Shares in Europe's second biggest travel firm slumped by more than 25% after it said full-year profits will be some £60 million less than previously expected.
Its profit margins in the UK are under pressure as it keeps its prices competitive to attract cautious consumers despite rising oil costs which are making it more expensive to fly.
The unrest in North Africa and the Middle East was also having a greater impact on bookings to popular tourist destinations such as Tunisia, Egypt and Morocco than was previously estimated.
Operating profits are about £40 million lower than a year ago for the first three quarters of its financial year.
The company now expects full-year profits of around £320 million whereas previously the City had predicted a figure in the region of £380 million.

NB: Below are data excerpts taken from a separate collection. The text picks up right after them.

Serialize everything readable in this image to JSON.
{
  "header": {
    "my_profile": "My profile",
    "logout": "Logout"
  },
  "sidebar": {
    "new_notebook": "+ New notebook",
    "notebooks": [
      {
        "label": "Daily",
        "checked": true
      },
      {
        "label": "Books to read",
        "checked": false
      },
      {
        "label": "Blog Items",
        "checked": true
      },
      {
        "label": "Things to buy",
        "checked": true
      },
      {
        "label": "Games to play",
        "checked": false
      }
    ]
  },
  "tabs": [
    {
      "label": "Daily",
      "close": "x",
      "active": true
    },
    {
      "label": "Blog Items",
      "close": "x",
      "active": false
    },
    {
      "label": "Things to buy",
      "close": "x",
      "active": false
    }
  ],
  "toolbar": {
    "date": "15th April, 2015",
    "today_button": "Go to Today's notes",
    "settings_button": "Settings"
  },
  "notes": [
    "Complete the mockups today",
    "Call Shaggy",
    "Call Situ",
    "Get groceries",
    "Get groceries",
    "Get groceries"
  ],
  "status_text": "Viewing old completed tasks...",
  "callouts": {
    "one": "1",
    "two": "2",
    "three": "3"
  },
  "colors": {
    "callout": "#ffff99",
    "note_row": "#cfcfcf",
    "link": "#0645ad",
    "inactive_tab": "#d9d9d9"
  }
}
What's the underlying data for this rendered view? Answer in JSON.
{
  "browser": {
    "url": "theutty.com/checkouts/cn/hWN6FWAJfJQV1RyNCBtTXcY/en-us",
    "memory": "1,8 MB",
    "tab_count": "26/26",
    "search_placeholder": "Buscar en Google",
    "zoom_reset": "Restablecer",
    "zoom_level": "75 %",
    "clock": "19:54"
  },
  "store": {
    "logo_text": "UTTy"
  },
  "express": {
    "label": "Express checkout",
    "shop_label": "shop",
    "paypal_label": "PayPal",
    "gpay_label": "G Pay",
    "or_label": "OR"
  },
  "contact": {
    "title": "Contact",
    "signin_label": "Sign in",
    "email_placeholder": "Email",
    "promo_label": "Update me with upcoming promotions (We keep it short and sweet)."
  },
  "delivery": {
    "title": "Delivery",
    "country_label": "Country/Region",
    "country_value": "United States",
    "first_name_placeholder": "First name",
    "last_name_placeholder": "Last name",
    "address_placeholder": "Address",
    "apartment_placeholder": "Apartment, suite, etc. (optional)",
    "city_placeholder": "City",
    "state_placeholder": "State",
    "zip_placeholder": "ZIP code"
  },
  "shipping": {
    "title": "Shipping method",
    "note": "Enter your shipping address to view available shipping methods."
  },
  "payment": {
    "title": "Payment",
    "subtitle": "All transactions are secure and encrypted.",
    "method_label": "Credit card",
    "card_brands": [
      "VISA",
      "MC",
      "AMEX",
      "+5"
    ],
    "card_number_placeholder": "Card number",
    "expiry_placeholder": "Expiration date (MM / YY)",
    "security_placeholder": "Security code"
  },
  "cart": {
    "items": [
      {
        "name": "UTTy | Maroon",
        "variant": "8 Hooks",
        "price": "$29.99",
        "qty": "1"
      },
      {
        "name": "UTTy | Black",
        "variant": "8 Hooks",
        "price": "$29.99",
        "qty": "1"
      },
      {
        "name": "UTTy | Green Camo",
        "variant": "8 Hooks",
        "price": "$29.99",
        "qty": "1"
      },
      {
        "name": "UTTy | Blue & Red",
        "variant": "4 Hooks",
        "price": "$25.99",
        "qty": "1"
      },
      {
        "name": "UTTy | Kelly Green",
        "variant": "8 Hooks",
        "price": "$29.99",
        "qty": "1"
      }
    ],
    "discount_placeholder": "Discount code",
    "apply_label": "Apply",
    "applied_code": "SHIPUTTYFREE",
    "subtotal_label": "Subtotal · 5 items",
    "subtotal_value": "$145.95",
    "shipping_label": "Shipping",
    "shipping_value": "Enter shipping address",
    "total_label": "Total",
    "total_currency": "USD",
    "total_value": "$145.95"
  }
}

A "fundamental" review of its UK business is now under way, which will look at the mix of holidays it offers and cutting its airline fleet to reduce winter losses.
Last summer, the group, which also owns the Going Places brand, issued two profit warnings, blaming aircraft disruption and bargain-seeking customers waiting for last minute deals.
It today said that average UK selling prices for the summer are up 4% as customers opt for better value all-inclusive deals, such as packages that provide food.
Despite the "difficult trading conditions", bookings by UK customers are up by 1% for the key summer season.
The number of holidays Thomas Cook has left to sell is 5% lower than a year ago, but this is partly because it has reduced the number of packages to UK consumers by 1%.
Sonya Ghobrial, an analyst at Barclays Capital, said the "disappointing" performance was despite an easier comparative period the previous year, which was impacted by disruption from the Icelandic ash cloud.
"With limited potential for a major improvement in the UK economy next year, we expect little improvement in 2012," she added.
Shares in rival TUI Travel were down 6% on fears it would be hit by some of the same issues.